The Winter Solstice Lantern Festival Goes Digital for 2020

Winter Solstice Virtual Lantern Festival

Photo: Secret Lantern Society

Like many events this year, the popular Winter Solstice Lantern Festival has gone digital to commemorate the first day of winter and celebrate the light. Vancouverites can join in the fun on Monday, December 21 from the comfort of home with lantern and food video tutorials, and a live stream celebration.

Winter Soltice Vancouver virtual festival

Usually celebrated with live entertainment and lantern walks on Granville Island, Yaletown, and other neighbourhoods in the city, the 27th Annual Winter Solstice Lantern Festival will be virtual on December 21. Secret Lantern Society artists stayed home this year and developed a series of virtual workshops for making lanterns, headdresses and sun-coloured food.

From their homes to yours, watch the tutorials here.

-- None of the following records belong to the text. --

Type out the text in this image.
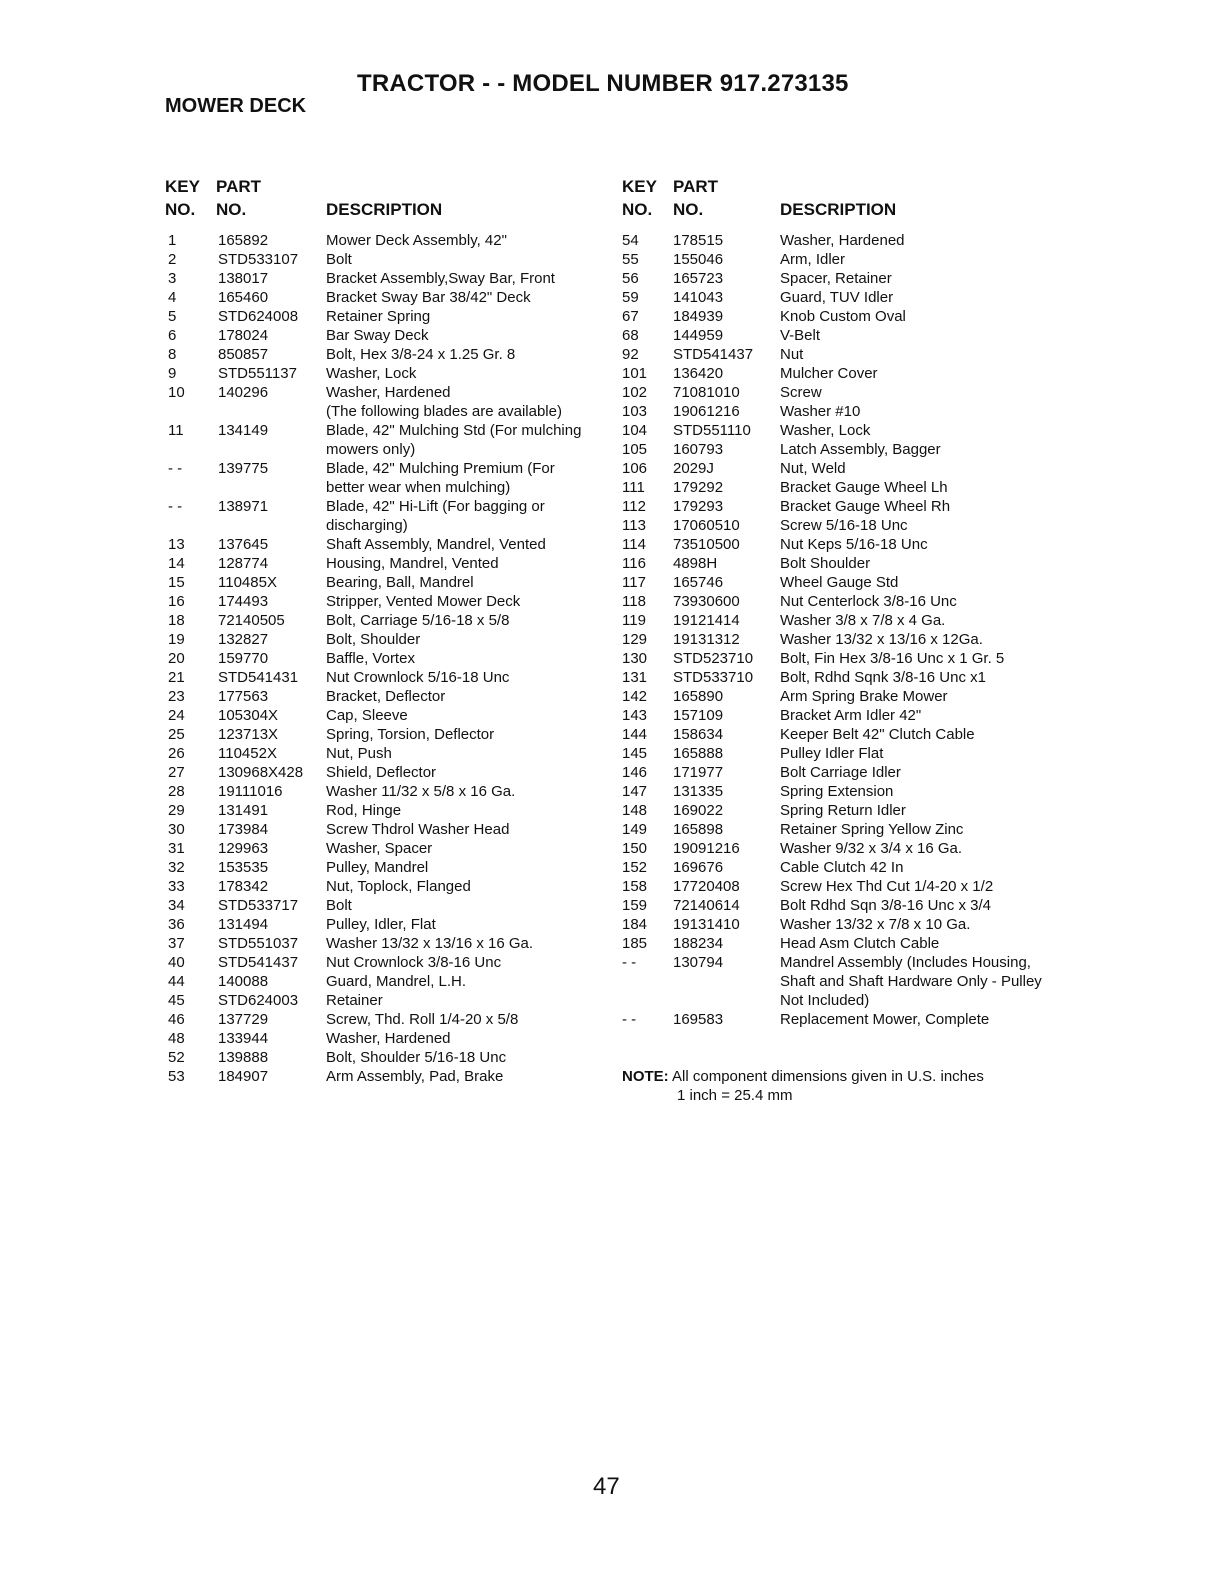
TRACTOR - - MODEL NUMBER 917.273135
MOWER DECK
KEY PART
NO. NO.	DESCRIPTION
KEY PART
NO. NO.	DESCRIPTION
1	165892	Mower Deck Assembly, 42"
2	STD533107 Bolt
3	138017	Bracket Assembly,Sway Bar, Front
4	165460	Bracket Sway Bar 38/42" Deck
5	STD624008 Retainer Spring
6	178024	Bar Sway Deck
8	850857	Bolt, Hex 3/8-24 x 1.25 Gr. 8
9	STD551137 Washer, Lock
10 140296	Washer, Hardened
(The following blades are available)
11 134149	Blade, 42" Mulching Std (For mulching mowers only)
- - 139775	Blade, 42" Mulching Premium (For better wear when mulching)
- - 138971	Blade, 42" Hi-Lift (For bagging or discharging)
13 137645	Shaft Assembly, Mandrel, Vented
14 128774	Housing, Mandrel, Vented
15 110485X	Bearing, Ball, Mandrel
16 174493	Stripper, Vented Mower Deck
18 72140505	Bolt, Carriage 5/16-18 x 5/8
19 132827	Bolt, Shoulder
20 159770	Baffle, Vortex
21 STD541431 Nut Crownlock 5/16-18 Unc
23 177563	Bracket, Deflector
24 105304X	Cap, Sleeve
25 123713X	Spring, Torsion, Deflector
26 110452X	Nut, Push
27 130968X428 Shield, Deflector
28 19111016	Washer 11/32 x 5/8 x 16 Ga.
29 131491	Rod, Hinge
30 173984	Screw Thdrol Washer Head
31 129963	Washer, Spacer
32 153535	Pulley, Mandrel
33 178342	Nut, Toplock, Flanged
34 STD533717 Bolt
36 131494	Pulley, Idler, Flat
37 STD551037 Washer 13/32 x 13/16 x 16 Ga.
40 STD541437 Nut Crownlock 3/8-16 Unc
44 140088	Guard, Mandrel, L.H.
45 STD624003 Retainer
46 137729	Screw, Thd. Roll 1/4-20 x 5/8
48 133944	Washer, Hardened
52 139888	Bolt, Shoulder 5/16-18 Unc
53 184907	Arm Assembly, Pad, Brake
54 178515	Washer, Hardened
55 155046	Arm, Idler
56 165723	Spacer, Retainer
59 141043	Guard, TUV Idler
67 184939	Knob Custom Oval
68 144959	V-Belt
92 STD541437 Nut
101 136420	Mulcher Cover
102 71081010	Screw
103 19061216	Washer #10
104 STD551110 Washer, Lock
105 160793	Latch Assembly, Bagger
106 2029J	Nut, Weld
111 179292	Bracket Gauge Wheel Lh
112 179293	Bracket Gauge Wheel Rh
113 17060510	Screw 5/16-18 Unc
114 73510500	Nut Keps 5/16-18 Unc
116 4898H	Bolt Shoulder
117 165746	Wheel Gauge Std
118 73930600	Nut Centerlock 3/8-16 Unc
119 19121414	Washer 3/8 x 7/8 x 4 Ga.
129 19131312	Washer 13/32 x 13/16 x 12Ga.
130 STD523710 Bolt, Fin Hex 3/8-16 Unc x 1 Gr. 5
131 STD533710 Bolt, Rdhd Sqnk 3/8-16 Unc x1
142 165890	Arm Spring Brake Mower
143 157109	Bracket Arm Idler 42"
144 158634	Keeper Belt 42" Clutch Cable
145 165888	Pulley Idler Flat
146 171977	Bolt Carriage Idler
147 131335	Spring Extension
148 169022	Spring Return Idler
149 165898	Retainer Spring Yellow Zinc
150 19091216	Washer 9/32 x 3/4 x 16 Ga.
152 169676	Cable Clutch 42 In
158 17720408	Screw Hex Thd Cut 1/4-20 x 1/2
159 72140614	Bolt Rdhd Sqn 3/8-16 Unc x 3/4
184 19131410	Washer 13/32 x 7/8 x 10 Ga.
185 188234	Head Asm Clutch Cable
- - 130794	Mandrel Assembly (Includes Housing, Shaft and Shaft Hardware Only - Pulley Not Included)
- - 169583	Replacement Mower, Complete
NOTE: All component dimensions given in U.S. inches
1 inch = 25.4 mm
47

On the 21st, Vancouverites can settle in and share their creations on the solstice livestream celebration from 6-10 pm PST. In the new world of virtual connection, this year’s community will be treated to:

  • Interactive Lantern Dance Party,
  • Virtual walk through the Labyrinth of Light
  • Dark tales of solstice past
  • Live music
  • Headdress making with plants
  • Astonishing astronomy

Join the Solstice Livestream, Mon Dec 21, 6-10pm PST

When you enjoy the workshop series, consider making a donation to Secret Lantern Society. (The Society is not a charitable organization and is not able to provide a tax receipt for your gift.)

Winter Solstice Fun Facts

Curious about the winter solstice? Here are some fun facts:

  • It’s the shortest and darkest day of the year and the official start of the winter season.
  • This year, the solstice is on December 21 — it can occur on December 20, 21, 22 or 23.
  • It is the winter solstice in the Northern Hemisphere, where it is the darkest day of the year.
  • In the Southern Hemisphere, it is the summer solstice and the longest day of the year.
  • The year 2020 will end with a special astronomical event: the closest great conjunction of Jupiter and Saturn in 397 years. On December 21, the two planets will almost touch in the sky.
  • In Vancouver, this will mark a 27-year tradition of making lanterns and twirling into the winter light.


How will you celebrate the winter solstice?